I have debated starting a blog for a long time.  While there have been many reasons of why not to write one the main reason has always been, I really wonder if it has a point.  Would anyone really want to spend time reading about what I think?  Does anyone even care? In reality, it seems alittle egotistical to think that there are dozens of people out there who want to take the time to read about what I think.  And because of that fact, and mainly just that fact, I have delayed.  I have waited.  I have sat on the sidelines allowing others to share their thoughts, share their opinions, convinced that I have nothing to add to the discussion.

But then a funny thing happened, I began a journey with six other friends as we committed to each other to spend the next 18 months focusing on developing a deeper relationship with God.  (Well, in reality there are about 50 of us from our church in 8 different groups, but that’s a side note). We started a discipleship group, a time where we promised to encourage, walk beside, push, pull, shove each other closer to God.  Part of this process is a daily Bible Reading program, a challenge to read through the Bible together in a year.  This is a habit that I have had for many years, ever since High School I’ve been spending daily time in the Word.  I’ve read through the Bible countless times, and yet each time I read it I find new insights, new truths, new revelations from God.  God speaks to me where I am and pulls me ever closer to him and to truth.  And while I’ve done this “read the bible thing” many times, I am enjoying going through this process with some who have never done it before, to experience again what it is like to read some of the stories for the very first time.  And I found myself thinking, don’t miss this point, remember that character, this story will have relevance later…

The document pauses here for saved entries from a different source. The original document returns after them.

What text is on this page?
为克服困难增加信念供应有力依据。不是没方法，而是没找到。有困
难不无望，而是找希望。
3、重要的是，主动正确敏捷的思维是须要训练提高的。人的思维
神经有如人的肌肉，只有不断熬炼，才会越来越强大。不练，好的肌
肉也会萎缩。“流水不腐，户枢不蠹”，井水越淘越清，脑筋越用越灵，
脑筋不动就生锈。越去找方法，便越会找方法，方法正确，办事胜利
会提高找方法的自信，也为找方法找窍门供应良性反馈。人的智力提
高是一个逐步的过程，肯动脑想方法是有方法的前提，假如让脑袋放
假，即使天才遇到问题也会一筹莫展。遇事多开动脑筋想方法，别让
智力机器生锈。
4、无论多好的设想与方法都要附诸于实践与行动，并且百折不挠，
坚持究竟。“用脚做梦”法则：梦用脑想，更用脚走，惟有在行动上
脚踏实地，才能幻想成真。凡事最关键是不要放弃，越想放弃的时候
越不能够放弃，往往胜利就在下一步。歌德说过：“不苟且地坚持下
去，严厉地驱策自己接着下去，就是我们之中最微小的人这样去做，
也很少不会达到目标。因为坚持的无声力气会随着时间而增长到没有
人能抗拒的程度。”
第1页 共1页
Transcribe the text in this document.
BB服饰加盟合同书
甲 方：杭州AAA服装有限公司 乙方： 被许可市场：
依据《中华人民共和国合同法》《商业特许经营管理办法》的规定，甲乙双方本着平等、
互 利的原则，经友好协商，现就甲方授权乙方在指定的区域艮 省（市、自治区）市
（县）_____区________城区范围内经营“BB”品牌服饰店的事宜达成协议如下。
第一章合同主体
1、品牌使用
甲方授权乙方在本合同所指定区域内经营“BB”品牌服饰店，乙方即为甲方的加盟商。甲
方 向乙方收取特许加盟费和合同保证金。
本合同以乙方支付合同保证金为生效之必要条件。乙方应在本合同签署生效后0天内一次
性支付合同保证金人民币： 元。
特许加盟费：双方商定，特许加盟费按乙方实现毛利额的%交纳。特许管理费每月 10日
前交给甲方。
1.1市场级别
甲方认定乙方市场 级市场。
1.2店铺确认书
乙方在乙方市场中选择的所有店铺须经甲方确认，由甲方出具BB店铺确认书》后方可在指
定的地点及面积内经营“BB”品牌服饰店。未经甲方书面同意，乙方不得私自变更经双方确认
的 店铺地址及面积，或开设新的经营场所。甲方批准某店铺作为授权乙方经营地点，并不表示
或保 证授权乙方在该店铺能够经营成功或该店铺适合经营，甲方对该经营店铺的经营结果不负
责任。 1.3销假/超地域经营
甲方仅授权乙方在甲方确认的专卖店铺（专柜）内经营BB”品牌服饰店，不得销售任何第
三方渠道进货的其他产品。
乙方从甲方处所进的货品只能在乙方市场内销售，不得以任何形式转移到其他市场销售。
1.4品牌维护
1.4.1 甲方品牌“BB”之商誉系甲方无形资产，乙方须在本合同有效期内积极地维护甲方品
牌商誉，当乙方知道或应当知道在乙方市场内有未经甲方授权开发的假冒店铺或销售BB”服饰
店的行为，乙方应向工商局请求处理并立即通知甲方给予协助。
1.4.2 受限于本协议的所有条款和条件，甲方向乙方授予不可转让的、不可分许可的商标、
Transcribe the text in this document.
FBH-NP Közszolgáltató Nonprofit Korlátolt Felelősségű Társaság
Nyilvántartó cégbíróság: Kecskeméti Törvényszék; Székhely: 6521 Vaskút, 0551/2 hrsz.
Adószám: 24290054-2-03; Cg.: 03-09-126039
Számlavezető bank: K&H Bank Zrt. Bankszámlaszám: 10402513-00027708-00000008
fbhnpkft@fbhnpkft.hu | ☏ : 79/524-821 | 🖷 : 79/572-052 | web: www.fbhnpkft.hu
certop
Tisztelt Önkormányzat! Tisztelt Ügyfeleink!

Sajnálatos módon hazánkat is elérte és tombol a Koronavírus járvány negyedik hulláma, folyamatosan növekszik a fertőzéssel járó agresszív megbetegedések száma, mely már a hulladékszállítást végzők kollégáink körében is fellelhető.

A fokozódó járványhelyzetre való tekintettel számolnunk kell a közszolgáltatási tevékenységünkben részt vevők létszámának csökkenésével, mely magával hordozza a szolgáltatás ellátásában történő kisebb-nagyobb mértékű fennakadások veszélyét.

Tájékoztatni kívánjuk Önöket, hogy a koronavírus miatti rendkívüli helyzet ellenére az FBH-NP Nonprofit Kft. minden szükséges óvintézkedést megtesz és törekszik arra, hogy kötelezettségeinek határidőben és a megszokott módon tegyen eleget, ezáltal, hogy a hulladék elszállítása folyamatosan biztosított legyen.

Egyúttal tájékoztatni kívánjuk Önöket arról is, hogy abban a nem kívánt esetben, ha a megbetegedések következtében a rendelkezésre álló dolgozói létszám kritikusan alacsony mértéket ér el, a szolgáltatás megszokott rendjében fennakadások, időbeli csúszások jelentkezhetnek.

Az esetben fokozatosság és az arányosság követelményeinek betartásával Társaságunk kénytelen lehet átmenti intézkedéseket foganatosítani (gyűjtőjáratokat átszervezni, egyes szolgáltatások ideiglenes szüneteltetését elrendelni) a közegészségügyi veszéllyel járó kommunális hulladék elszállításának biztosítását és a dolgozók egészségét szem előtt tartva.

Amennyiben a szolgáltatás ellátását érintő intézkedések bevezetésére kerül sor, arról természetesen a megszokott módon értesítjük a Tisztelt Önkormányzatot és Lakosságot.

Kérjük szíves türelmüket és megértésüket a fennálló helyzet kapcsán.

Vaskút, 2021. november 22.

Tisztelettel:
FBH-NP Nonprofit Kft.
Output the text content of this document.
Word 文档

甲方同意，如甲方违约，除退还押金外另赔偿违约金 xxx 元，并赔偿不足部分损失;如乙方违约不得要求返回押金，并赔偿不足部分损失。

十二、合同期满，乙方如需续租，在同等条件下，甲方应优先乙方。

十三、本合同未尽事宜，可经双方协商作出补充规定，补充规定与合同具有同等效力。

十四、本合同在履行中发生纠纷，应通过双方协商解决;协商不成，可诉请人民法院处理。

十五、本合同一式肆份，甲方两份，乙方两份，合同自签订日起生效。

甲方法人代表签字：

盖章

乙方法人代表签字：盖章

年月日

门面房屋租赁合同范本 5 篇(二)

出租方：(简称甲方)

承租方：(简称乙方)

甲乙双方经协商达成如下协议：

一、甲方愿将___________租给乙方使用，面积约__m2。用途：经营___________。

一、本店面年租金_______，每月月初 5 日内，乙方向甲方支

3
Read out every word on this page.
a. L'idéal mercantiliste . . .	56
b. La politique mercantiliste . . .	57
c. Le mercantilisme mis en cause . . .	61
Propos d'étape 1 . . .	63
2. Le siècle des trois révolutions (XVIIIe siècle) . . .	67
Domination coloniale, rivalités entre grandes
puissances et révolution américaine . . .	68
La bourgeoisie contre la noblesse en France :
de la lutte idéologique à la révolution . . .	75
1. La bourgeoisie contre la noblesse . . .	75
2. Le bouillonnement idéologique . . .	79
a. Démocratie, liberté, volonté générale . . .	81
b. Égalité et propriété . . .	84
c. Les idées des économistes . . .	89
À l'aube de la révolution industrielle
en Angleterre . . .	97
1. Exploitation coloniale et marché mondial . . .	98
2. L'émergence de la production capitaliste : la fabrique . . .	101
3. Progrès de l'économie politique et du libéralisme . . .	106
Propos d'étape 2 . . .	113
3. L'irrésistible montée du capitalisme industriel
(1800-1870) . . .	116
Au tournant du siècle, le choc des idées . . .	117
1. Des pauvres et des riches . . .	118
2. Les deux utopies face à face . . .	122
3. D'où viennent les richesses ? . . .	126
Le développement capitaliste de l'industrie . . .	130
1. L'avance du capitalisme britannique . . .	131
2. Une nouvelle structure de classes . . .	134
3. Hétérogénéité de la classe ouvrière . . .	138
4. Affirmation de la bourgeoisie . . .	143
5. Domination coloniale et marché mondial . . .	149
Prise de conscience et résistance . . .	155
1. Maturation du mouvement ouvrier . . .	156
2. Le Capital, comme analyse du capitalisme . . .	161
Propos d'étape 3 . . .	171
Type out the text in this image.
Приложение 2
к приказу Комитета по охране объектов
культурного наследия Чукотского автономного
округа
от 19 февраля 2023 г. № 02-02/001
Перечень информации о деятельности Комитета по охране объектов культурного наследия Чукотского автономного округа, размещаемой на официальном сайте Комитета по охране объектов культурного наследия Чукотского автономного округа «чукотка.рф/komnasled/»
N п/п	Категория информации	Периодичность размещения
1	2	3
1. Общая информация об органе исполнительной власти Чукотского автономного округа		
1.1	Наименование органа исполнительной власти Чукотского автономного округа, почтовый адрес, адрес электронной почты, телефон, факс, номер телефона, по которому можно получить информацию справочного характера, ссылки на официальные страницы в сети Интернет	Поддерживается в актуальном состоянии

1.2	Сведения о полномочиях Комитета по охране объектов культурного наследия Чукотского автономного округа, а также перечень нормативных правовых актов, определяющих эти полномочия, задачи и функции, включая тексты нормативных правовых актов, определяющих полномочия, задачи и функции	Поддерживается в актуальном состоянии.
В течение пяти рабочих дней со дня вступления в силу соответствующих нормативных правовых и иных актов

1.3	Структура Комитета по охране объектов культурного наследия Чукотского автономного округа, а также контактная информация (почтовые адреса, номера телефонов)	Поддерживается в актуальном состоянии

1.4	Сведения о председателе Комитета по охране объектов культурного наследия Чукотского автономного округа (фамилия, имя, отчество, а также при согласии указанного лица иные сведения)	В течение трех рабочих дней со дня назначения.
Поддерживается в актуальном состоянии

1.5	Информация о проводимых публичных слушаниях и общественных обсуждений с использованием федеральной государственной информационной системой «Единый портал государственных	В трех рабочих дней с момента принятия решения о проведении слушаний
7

And so, I’ve decided that instead of repeatedly sending e-mails about this and that, maybe I should share my thoughts with the group, and with the world.  Not that I have all the answers, I don’t.  I’m fully aware of that, thus the reason to never write before even though I’ve been encouraged to do so.  However, I feel called to do all that I can for these six men, these six brothers of mine who have joined this journey with me.  I feel called to share the thoughts in my brain, hoping that the Spirit will do something with those thoughts to compel others to think and feel more deeply.  These are my musings, my wonderings, my questions about what God is doing in the world.  For the most part these will follow our daily bible reading schedule (which is in chronological order not canonical order) however at times it will deviate from the path to discuss other things that God is teaching me.  But no matter what, it will hopefully compel us to a deeper more intimate understanding of God and his will for our lives.